The fuel quality directive, or FQD, will go to a ratification vote early in 2015.
"We have the new, watered-down version of the implementing measure that will now go forward," David Livingstone, an associate in the energy and climate program at the Washington-based Carnegie Endowment for International Peace, said in an interview.
"That's a victory for Canada."
For information purposes, Canada's bitumen remains a high-carbon source in the FQD, but the directive will have no practical effect.
Canada successfully argued that current measures of GHG emissions are discriminatory, not taking into consideration things like venting and flaring practices by some producers, for instance.
"Any measure that unfairly targets the Canadian oilsands, when oil with the same or higher GHG emissions from other countries gets a free pass, is discriminatory," Natural Resources Minister Greg Rickford said in a release after the vote.
"Our government will continue advocating for Canadian interests and Canadian jobs.
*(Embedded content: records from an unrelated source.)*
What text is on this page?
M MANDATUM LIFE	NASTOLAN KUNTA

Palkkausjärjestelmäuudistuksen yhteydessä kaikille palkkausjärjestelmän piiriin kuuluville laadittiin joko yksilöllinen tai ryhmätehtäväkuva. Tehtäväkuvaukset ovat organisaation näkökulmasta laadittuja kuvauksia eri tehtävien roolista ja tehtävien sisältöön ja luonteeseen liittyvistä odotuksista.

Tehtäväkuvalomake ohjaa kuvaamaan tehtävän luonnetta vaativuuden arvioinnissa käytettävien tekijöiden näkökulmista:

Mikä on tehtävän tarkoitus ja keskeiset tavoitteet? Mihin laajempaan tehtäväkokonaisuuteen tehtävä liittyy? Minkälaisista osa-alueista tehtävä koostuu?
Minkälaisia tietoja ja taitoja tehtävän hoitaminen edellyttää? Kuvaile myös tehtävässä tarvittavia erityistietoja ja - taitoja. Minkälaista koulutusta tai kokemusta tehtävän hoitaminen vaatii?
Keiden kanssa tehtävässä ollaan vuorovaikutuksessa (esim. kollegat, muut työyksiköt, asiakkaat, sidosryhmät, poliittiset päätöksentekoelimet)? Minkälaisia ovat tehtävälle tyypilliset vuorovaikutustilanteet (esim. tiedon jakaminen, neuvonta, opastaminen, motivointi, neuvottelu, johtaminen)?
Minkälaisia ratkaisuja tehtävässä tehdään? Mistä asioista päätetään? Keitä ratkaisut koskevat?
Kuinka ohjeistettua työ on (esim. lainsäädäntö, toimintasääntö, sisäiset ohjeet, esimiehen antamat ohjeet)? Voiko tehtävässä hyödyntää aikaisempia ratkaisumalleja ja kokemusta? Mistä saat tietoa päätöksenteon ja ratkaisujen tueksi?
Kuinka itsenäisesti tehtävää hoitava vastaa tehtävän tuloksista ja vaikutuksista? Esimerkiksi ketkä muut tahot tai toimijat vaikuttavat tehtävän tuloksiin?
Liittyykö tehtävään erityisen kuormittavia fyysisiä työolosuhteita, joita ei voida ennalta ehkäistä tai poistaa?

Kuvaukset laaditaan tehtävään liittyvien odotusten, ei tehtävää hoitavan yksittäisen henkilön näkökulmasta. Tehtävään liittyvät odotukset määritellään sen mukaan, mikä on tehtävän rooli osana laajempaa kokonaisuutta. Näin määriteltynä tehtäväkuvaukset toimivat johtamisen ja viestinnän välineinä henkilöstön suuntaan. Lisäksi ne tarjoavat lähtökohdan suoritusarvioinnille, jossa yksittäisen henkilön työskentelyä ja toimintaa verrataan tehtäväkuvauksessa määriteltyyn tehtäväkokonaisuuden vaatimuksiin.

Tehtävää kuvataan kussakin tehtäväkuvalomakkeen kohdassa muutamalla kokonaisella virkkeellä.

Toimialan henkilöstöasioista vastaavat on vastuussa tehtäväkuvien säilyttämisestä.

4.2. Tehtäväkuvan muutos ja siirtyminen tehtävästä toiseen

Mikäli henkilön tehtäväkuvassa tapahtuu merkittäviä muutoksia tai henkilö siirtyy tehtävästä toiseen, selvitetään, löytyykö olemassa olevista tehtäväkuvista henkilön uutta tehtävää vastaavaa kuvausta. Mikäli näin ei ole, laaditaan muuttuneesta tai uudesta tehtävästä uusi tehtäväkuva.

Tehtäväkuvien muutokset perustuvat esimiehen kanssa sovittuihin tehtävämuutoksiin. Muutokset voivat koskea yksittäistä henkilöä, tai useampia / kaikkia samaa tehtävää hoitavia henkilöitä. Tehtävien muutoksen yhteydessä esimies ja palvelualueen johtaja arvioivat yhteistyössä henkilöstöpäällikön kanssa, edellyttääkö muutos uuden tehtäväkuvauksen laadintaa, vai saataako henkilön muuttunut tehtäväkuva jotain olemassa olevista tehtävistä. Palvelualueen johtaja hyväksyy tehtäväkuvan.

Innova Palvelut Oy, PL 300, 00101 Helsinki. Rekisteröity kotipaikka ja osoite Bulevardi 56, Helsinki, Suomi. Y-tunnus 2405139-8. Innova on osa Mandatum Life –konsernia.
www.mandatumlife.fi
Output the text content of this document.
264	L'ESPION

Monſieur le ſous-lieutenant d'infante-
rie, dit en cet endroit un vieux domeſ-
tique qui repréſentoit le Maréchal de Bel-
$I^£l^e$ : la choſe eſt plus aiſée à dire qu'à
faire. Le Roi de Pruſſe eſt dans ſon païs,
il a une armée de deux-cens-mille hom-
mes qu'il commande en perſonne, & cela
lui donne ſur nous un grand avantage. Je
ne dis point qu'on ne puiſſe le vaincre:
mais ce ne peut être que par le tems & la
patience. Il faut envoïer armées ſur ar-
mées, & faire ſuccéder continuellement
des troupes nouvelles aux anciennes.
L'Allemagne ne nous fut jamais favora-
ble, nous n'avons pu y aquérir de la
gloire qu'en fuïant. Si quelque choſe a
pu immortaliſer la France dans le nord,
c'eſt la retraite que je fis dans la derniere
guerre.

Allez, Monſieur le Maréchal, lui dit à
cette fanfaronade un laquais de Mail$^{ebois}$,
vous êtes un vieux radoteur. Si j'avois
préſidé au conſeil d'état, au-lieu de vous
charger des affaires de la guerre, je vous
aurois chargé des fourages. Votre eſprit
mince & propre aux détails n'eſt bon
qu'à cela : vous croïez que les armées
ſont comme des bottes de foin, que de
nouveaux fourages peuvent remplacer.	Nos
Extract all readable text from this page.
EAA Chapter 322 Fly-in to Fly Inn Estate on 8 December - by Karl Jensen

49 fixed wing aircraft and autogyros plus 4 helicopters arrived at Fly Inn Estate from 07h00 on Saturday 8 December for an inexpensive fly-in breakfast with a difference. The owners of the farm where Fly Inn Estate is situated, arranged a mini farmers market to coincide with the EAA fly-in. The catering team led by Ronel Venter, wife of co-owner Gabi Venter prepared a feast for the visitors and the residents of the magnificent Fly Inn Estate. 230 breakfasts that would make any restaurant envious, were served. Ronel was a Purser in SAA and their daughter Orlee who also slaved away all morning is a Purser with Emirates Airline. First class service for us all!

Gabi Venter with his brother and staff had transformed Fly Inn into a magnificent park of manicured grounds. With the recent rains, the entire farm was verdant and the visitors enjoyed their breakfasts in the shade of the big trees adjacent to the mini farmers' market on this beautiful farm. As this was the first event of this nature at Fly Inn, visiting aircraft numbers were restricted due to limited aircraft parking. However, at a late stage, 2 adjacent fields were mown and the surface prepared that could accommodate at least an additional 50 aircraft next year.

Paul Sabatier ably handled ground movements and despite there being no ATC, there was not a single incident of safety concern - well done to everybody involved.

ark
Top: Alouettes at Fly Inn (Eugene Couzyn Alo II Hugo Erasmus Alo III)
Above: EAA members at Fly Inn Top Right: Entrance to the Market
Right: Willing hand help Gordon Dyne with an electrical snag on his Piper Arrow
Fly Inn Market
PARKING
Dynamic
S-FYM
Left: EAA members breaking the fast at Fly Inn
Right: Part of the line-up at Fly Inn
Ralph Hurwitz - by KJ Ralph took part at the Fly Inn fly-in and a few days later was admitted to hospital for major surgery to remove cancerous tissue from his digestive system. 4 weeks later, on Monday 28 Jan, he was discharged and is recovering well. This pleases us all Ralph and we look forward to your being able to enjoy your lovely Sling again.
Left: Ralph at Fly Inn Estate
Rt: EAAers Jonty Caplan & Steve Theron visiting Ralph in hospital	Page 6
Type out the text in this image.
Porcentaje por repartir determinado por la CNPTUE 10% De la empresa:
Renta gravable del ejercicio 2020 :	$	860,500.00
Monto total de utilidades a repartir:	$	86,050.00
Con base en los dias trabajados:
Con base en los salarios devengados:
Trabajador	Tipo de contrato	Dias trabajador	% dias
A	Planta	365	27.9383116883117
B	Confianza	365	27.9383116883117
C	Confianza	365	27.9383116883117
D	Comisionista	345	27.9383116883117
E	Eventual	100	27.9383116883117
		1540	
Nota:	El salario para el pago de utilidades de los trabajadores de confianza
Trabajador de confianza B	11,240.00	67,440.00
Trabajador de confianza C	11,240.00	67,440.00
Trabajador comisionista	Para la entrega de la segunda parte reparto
We are encouraged the European Parliament relied on science and the facts in making this decision."
Livingstone noted that because there will likely be a two-year implementation phase-in period for individual EU states, the proposed directive won't be fully in effect until at least 2017 — and it is unclear what will happen in the post-2020 period.
As more data is collected about the relative greenhouse gas emissions from different sources of conventional and unconventional oil, Livingstone said the EU may revisit its rules.
"The big victory here is they have the infrastructure in place to be able to strengthen and refine this regulation over time," he said.
The EU's fuel quality directive has been the subject of intense lobbying since early 2012, when it was proposed that Canadian bitumen be rated 22 per cent more carbon-intensive than conventional oil.
Under European emissions rules, that dirty oil designation would make Canadian oilsands imports problematic for Europe's refineries.
The Conservative government allocated $30 million last year to pay for two years of international advocacy and advertising on behalf of Canadian oil and gas producers and mining interests.
This fall, the first shiploads of Canadian bitumen began arriving in Europe — exports the industry and the Canadian government hope to accelerate with TransCanada Corp.'s proposed Energy East pipeline from Alberta to the Atlantic coast.